Peter Kageyama — Love Your City

by | Aug 8, 2017 | Living, People

Peter Kageyama loves cities, and people. And he knows how to get the best out of people to make cities great. He is the author of For the Love of Cities: The Love Affair Between People and Their Places and the follow up, Love Where You Live: Creating Emotionally Engaging Places. Peter is invited to talk to local governments all over the world, because he really, really knows his stuff. And he cares.

Love where you live, Peter KageyamaHow did you get into your role helping cities?

About ten years ago I was speaking with cities on issues around talent attraction and retention. I had been working with Charles Landry, the English author of The Creative City and he asked me what I wanted to say about all of this. I realised that a recurring thread in all the cities I was visiting was a core group of committed citizens who were doing amazing things for their communities, not because they were paid to, but because they loved their city. I felt that no one was telling their story and the incredibly important role that they played in making great places. The idea of the first book came from there and I have been fortunate enough to be spreading that message all over America and around the world.

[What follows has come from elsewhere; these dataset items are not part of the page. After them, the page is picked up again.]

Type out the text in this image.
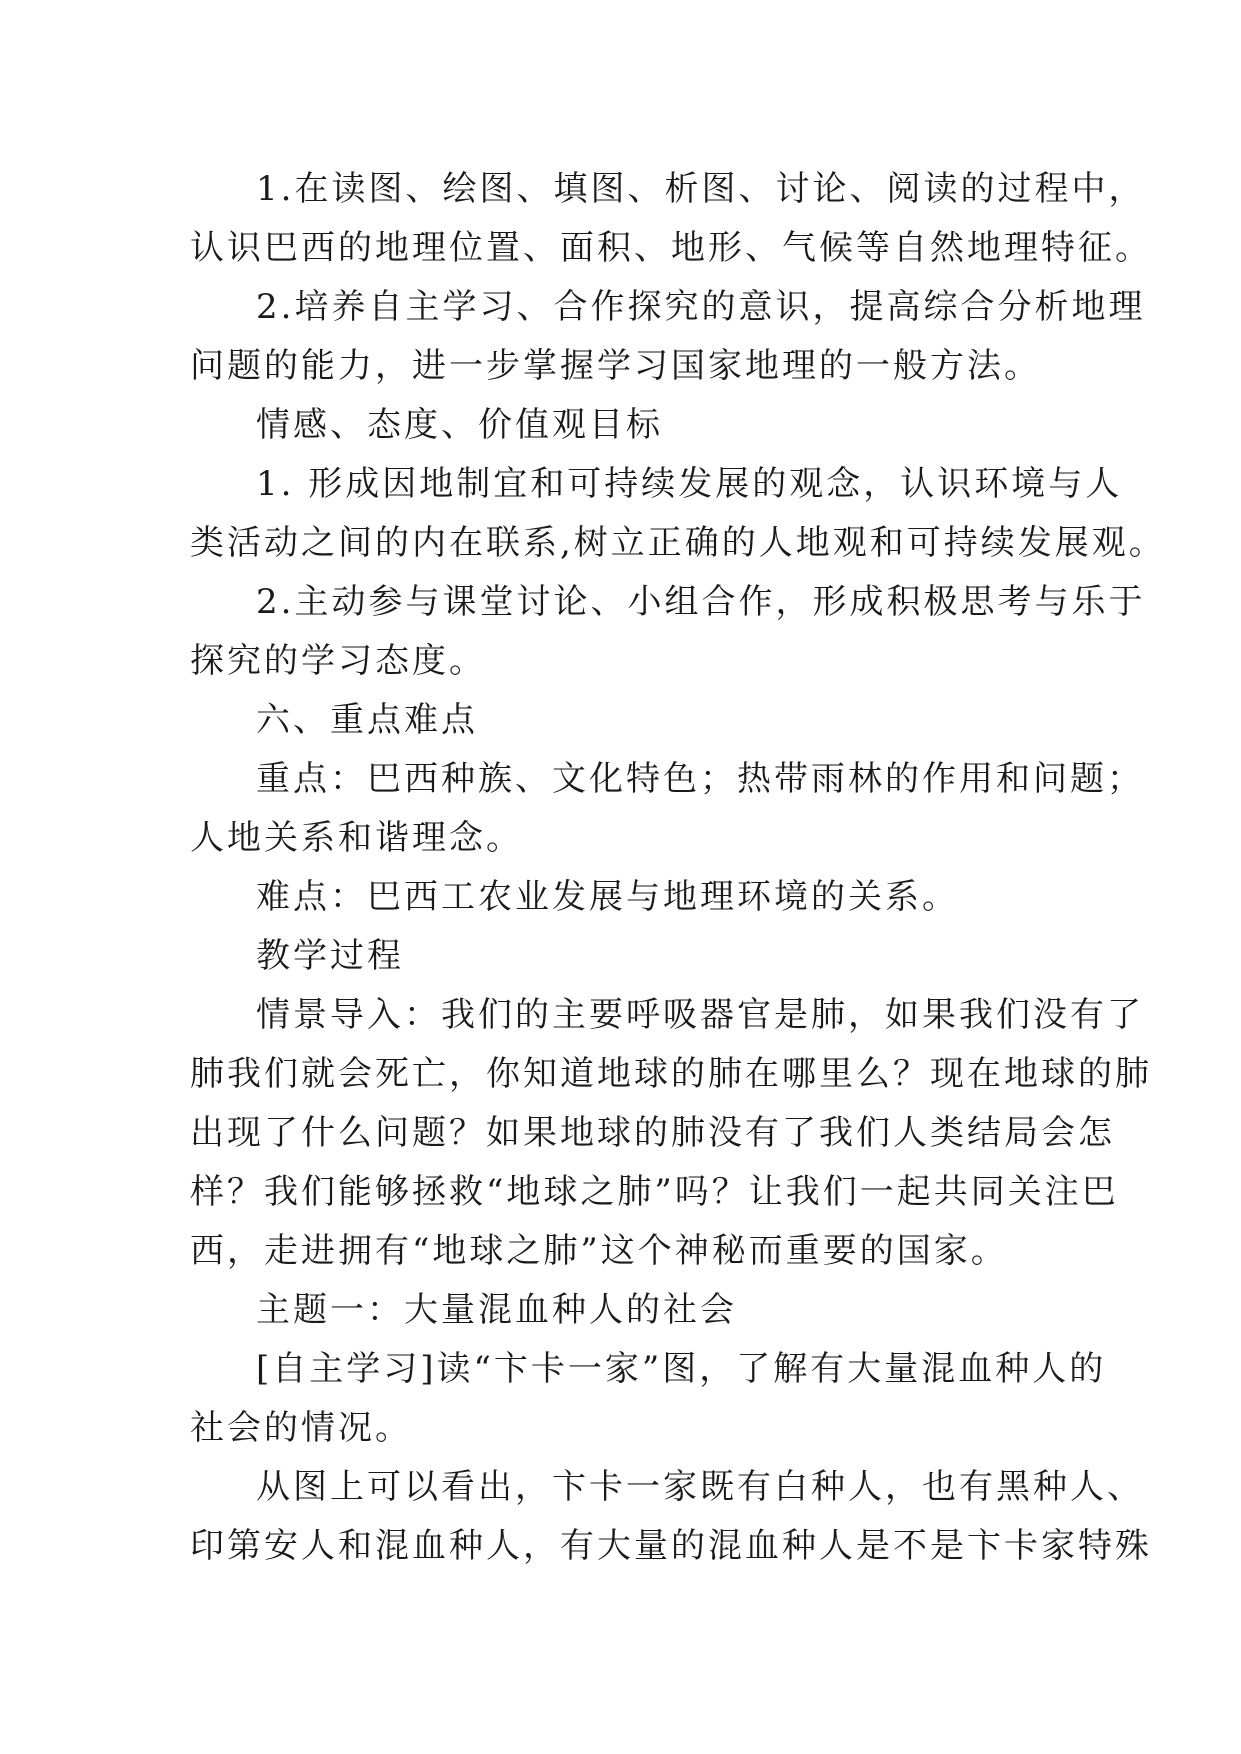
1.在读图、绘图、填图、析图、讨论、阅读的过程中，
认识巴西的地理位置、面积、地形、气候等自然地理特征。
2.培养自主学习、合作探究的意识，提高综合分析地理
问题的能力，进一步掌握学习国家地理的一般方法。
情感、态度、价值观目标
1. 形成因地制宜和可持续发展的观念，认识环境与人
类活动之间的内在联系,树立正确的人地观和可持续发展观。
2.主动参与课堂讨论、小组合作，形成积极思考与乐于
探究的学习态度。
六、重点难点
重点：巴西种族、文化特色；热带雨林的作用和问题；
人地关系和谐理念。
难点：巴西工农业发展与地理环境的关系。
教学过程
情景导入：我们的主要呼吸器官是肺，如果我们没有了
肺我们就会死亡，你知道地球的肺在哪里么？现在地球的肺
出现了什么问题？如果地球的肺没有了我们人类结局会怎
样？我们能够拯救“地球之肺”吗？让我们一起共同关注巴
西，走进拥有“地球之肺”这个神秘而重要的国家。
主题一：大量混血种人的社会
[自主学习]读“卞卡一家”图，了解有大量混血种人的
社会的情况。
从图上可以看出，卞卡一家既有白种人，也有黑种人、
印第安人和混血种人，有大量的混血种人是不是卞卡家特殊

What similarities do you see between St Petersburg in Florida, where you live, and Tauranga?

We are both waterfront cities and the water is a defining part of our respective identities. We are both tourist destinations and known for great weather. But we have one significant difference – Mount Maunganui. Florida is a big, flat sand bar. We don’t have the topography and the corresponding great views that you have.

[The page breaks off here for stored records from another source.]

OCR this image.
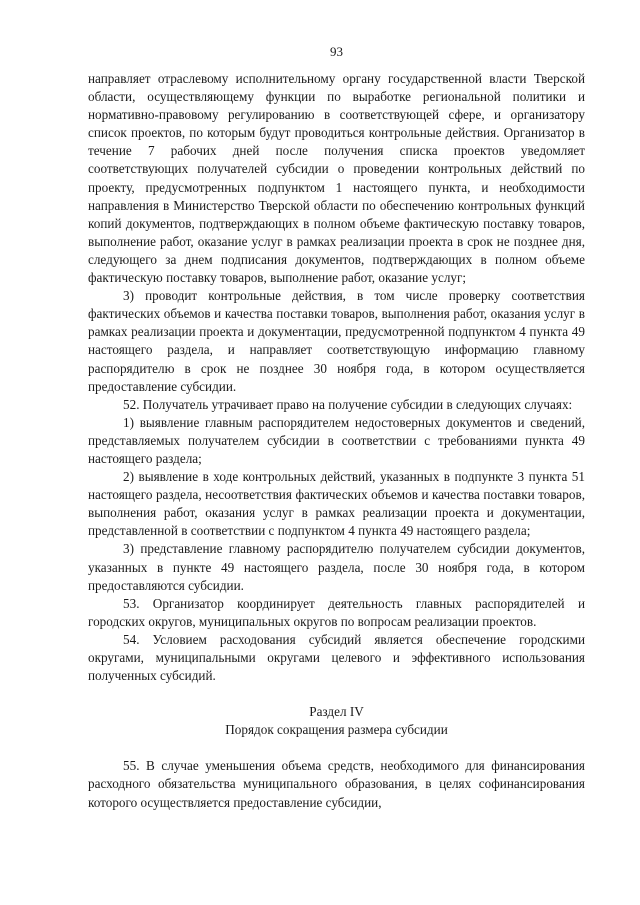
93

направляет отраслевому исполнительному органу государственной власти Тверской области, осуществляющему функции по выработке региональной политики и нормативно-правовому регулированию в соответствующей сфере, и организатору список проектов, по которым будут проводиться контрольные действия. Организатор в течение 7 рабочих дней после получения списка проектов уведомляет соответствующих получателей субсидии о проведении контрольных действий по проекту, предусмотренных подпунктом 1 настоящего пункта, и необходимости направления в Министерство Тверской области по обеспечению контрольных функций копий документов, подтверждающих в полном объеме фактическую поставку товаров, выполнение работ, оказание услуг в рамках реализации проекта в срок не позднее дня, следующего за днем подписания документов, подтверждающих в полном объеме фактическую поставку товаров, выполнение работ, оказание услуг;

3) проводит контрольные действия, в том числе проверку соответствия фактических объемов и качества поставки товаров, выполнения работ, оказания услуг в рамках реализации проекта и документации, предусмотренной подпунктом 4 пункта 49 настоящего раздела, и направляет соответствующую информацию главному распорядителю в срок не позднее 30 ноября года, в котором осуществляется предоставление субсидии.

52. Получатель утрачивает право на получение субсидии в следующих случаях:

1) выявление главным распорядителем недостоверных документов и сведений, представляемых получателем субсидии в соответствии с требованиями пункта 49 настоящего раздела;

2) выявление в ходе контрольных действий, указанных в подпункте 3 пункта 51 настоящего раздела, несоответствия фактических объемов и качества поставки товаров, выполнения работ, оказания услуг в рамках реализации проекта и документации, представленной в соответствии с подпунктом 4 пункта 49 настоящего раздела;

3) представление главному распорядителю получателем субсидии документов, указанных в пункте 49 настоящего раздела, после 30 ноября года, в котором предоставляются субсидии.

53. Организатор координирует деятельность главных распорядителей и городских округов, муниципальных округов по вопросам реализации проектов.

54. Условием расходования субсидий является обеспечение городскими округами, муниципальными округами целевого и эффективного использования полученных субсидий.

Раздел IV

Порядок сокращения размера субсидии

55. В случае уменьшения объема средств, необходимого для финансирования расходного обязательства муниципального образования, в целях софинансирования которого осуществляется предоставление субсидии,
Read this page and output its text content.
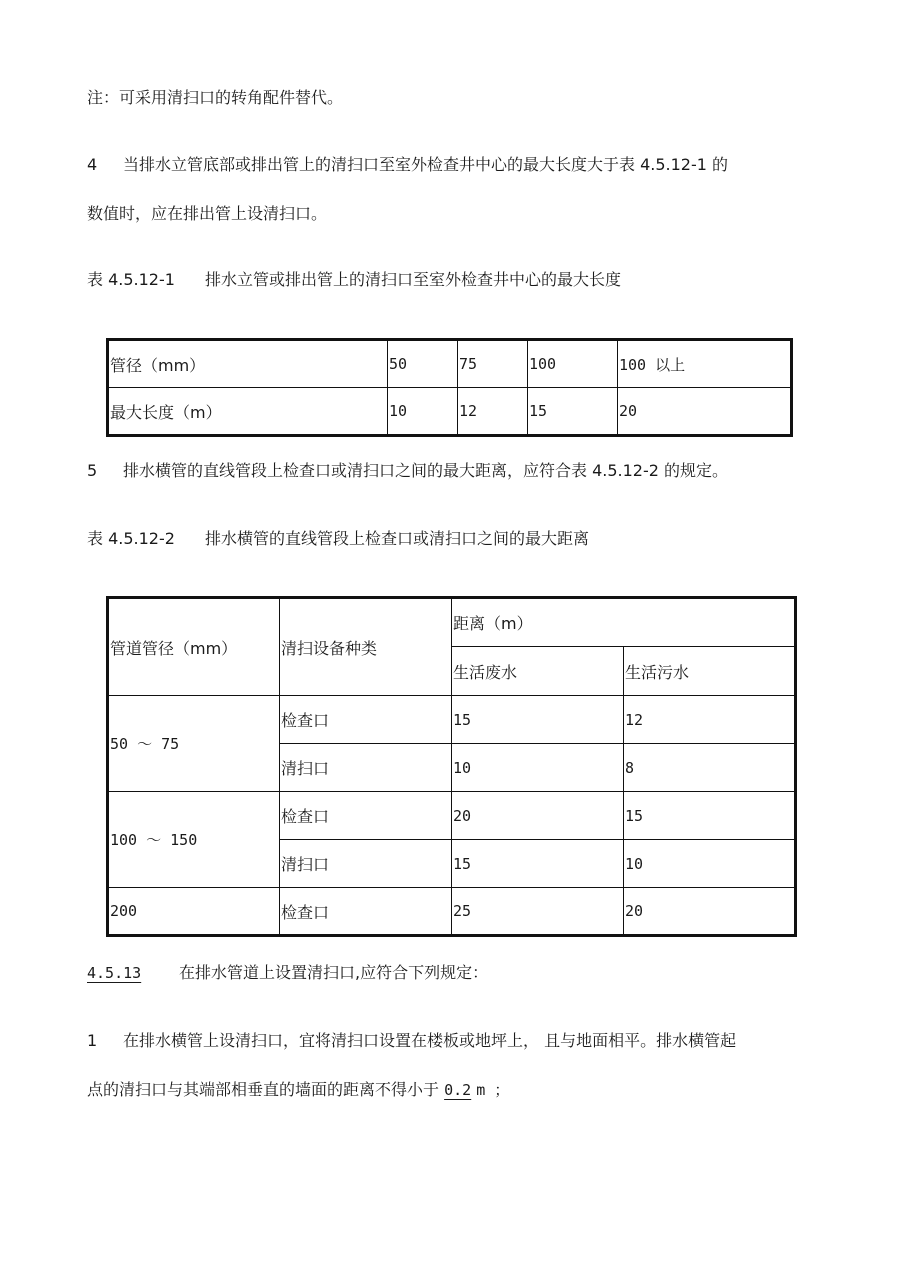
注：可采用清扫口的转角配件替代。
4 当排水立管底部或排出管上的清扫口至室外检查井中心的最大长度大于表 4.5.12-1 的
数值时，应在排出管上设清扫口。
表 4.5.12-1 排水立管或排出管上的清扫口至室外检查井中心的最大长度
管径（mm）	50	75	100	100 以上
最大长度（m）	10	12	15	20
5 排水横管的直线管段上检查口或清扫口之间的最大距离，应符合表 4.5.12-2 的规定。
表 4.5.12-2 排水横管的直线管段上检查口或清扫口之间的最大距离
管道管径（mm）	清扫设备种类	距离（m）	
		生活废水	生活污水
50 ～ 75	检查口	15	12
	清扫口	10	8
100 ～ 150	检查口	20	15
	清扫口	15	10
200	检查口	25	20
4.5.13 在排水管道上设置清扫口,应符合下列规定：
1 在排水横管上设清扫口，宜将清扫口设置在楼板或地坪上， 且与地面相平。排水横管起
点的清扫口与其端部相垂直的墙面的距离不得小于 0.2 m ；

St Petersburg, Florida, photosource — suncoastepc.org

What did you do in Tauranga when you were last here?

I had been invited by Tracey Rudduck-Gudsell who was then with Creative Tauranga to come and speak with the creative community in Tauranga as well as with council and local business leaders about the value of emotional engagement with our city. We also did a half-day community workshop, For the Love of Tauranga, that brought over 100 citizens to explore how they could become more involved community-builders.

From this workshop came all sorts of ideas, such as the Piano Project, stationed at The Incubator, run by Simone Anderson.

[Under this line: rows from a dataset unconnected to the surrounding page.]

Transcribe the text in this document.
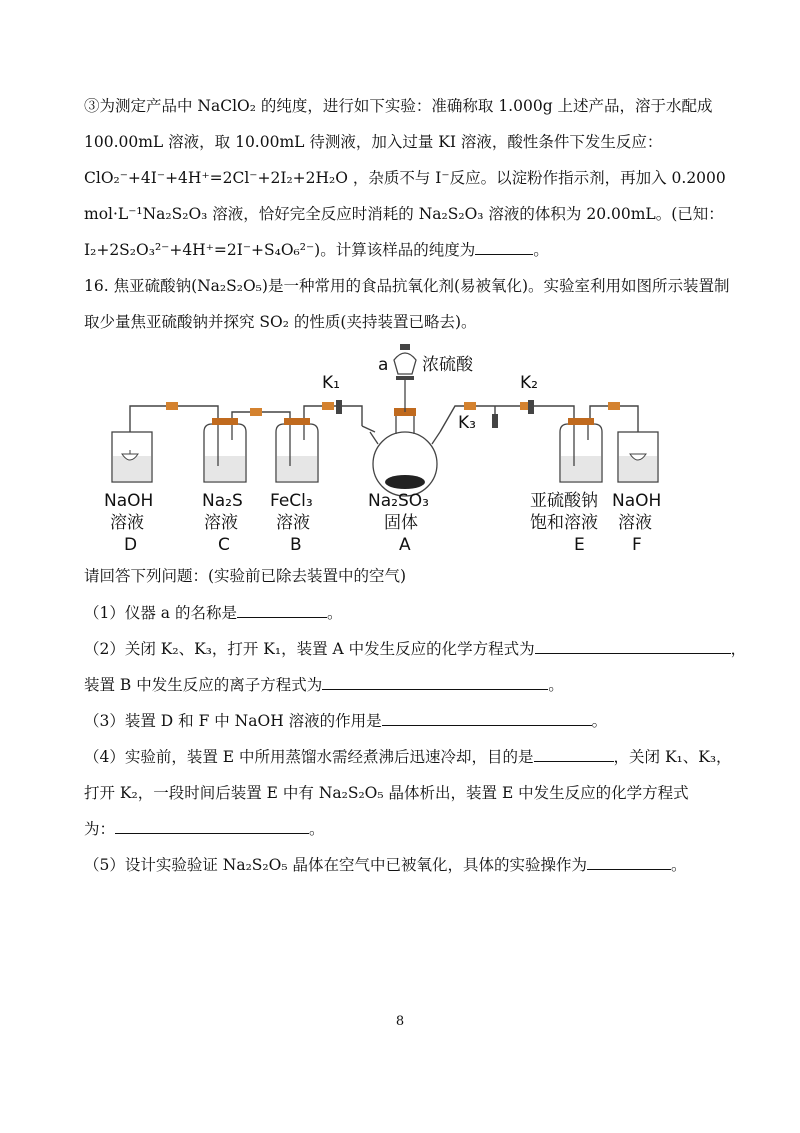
③为测定产品中 NaClO₂ 的纯度，进行如下实验：准确称取 1.000g 上述产品，溶于水配成

100.00mL 溶液，取 10.00mL 待测液，加入过量 KI 溶液，酸性条件下发生反应：

ClO₂⁻+4I⁻+4H⁺=2Cl⁻+2I₂+2H₂O ，杂质不与 I⁻反应。以淀粉作指示剂，再加入 0.2000

mol·L⁻¹Na₂S₂O₃ 溶液，恰好完全反应时消耗的 Na₂S₂O₃ 溶液的体积为 20.00mL。(已知：

I₂+2S₂O₃²⁻+4H⁺=2I⁻+S₄O₆²⁻)。计算该样品的纯度为	。

16. 焦亚硫酸钠(Na₂S₂O₅)是一种常用的食品抗氧化剂(易被氧化)。实验室利用如图所示装置制

取少量焦亚硫酸钠并探究 SO₂ 的性质(夹持装置已略去)。

a 浓硫酸
K₁	K₂
K₃
NaOH
溶液
D
Na₂S
溶液
C
FeCl₃
溶液
B
Na₂SO₃
固体
A
亚硫酸钠
饱和溶液
E
NaOH
溶液
F

请回答下列问题：(实验前已除去装置中的空气)

（1）仪器 a 的名称是	。

（2）关闭 K₂、K₃，打开 K₁，装置 A 中发生反应的化学方程式为	，

装置 B 中发生反应的离子方程式为	。

（3）装置 D 和 F 中 NaOH 溶液的作用是	。

（4）实验前，装置 E 中所用蒸馏水需经煮沸后迅速冷却，目的是	，关闭 K₁、K₃，

打开 K₂，一段时间后装置 E 中有 Na₂S₂O₅ 晶体析出，装置 E 中发生反应的化学方程式

为：	。

（5）设计实验验证 Na₂S₂O₅ 晶体在空气中已被氧化，具体的实验操作为	。

8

Katikati, New Zealand, Bay of Plenty, Peter Kageyama

Peter in Katikati

Can you tell us about some of the ideas you have implemented which have seen cities transformed?

I share stories and hopefully plant seed that cities then take and make their own. A good example comes from a small town in Massachusetts, which has an annual dinner on the bridge that crosses at the centre of town. It is a wonderful way to see and appreciate your city in a different way. I have shared that idea and others have taken it and done versions of it: dinner on a dam, dinner on a rooftop, or even dinner down the main street of their downtown.

In my workshops I share lots of inexpensive examples and highlight the impact that a small, micro-grant can have in a community. A $500 grant in the hands of creative people can go a long way and several communities have initiated some version of a micro-grant programme that gets money into the hands of everyday citizens and not just formal organisations.

We have quite a bit of discussion going on in Tauranga at the moment about what to do with our CBD; the waterfront, which has been a carpark, is now a children’s playground, and also has a train track running the length of it, servicing our port. The cafés and restaurants are set reasonably far back on the other side of a road. There are different groups who have started to make plans for the city, which is great, but not everyone seems to be moving in the same direction. Can you give us some advice?

Like many cities, Tauranga industrialised its waterfront which is why you have the train tracks right down there next to the roads, effectively blocking easy access to the water. The playground I think is a good step forward. I also read about the Luminarium that was there in 2015. It looked fabulous and hopefully created a buzz around town.

What a project like that does is show us the possibilities of something different. It feels like the CBD and Tauranga as a whole need to psychically reconnect with the waterfront. Events like the Luminarium and features like a playground do just that – give us a reason to engage the waterfront. Try some temporary experiments. We need more of those, even simple one-offs that get people into thinking about the waterfront as a place where interesting and different things could happen.

How can we start making a change?

Most people believe that city building is all big stuff: roads, bridges and schools for instance. They say ‘I can’t do any of that,’ so they wait for the official folk to make the city better for them. This puts all the burden on government. But small things like community gardens, pop-up dog parks and neighbourhood festivals are city-making and they have value. There is not a parity of power in this city/citizen relationship but there has to be a parity of caring.

The Piano Project

This was the concept of a student who was on exchange in New Zealand and had attended Peter’s seminar. She had already worked with me on the large mural in Tauriko. The idea was to have brightly painted pianos placed around the city, for anyone to play. Al fresco, impromptu music makes everyone happy and fills the area with life and soul.

Our initial aim was to paint three pianos over three days, with about 18 artists. We eventually went on to do 11 with a steampunk one still in progress. All the pianos were donated and the project was not funded in any way, just a lot of artists and some free test pots from Resene.

When the word got out we were approached by organisations such as Katch Katikati, Bethlehem and Greerton town centres, The Pilot Bay boardwalk initiative, Mainstreet TGA and Creative Tauranga for pianos in their locations. Most are still in use today nearly three years later.”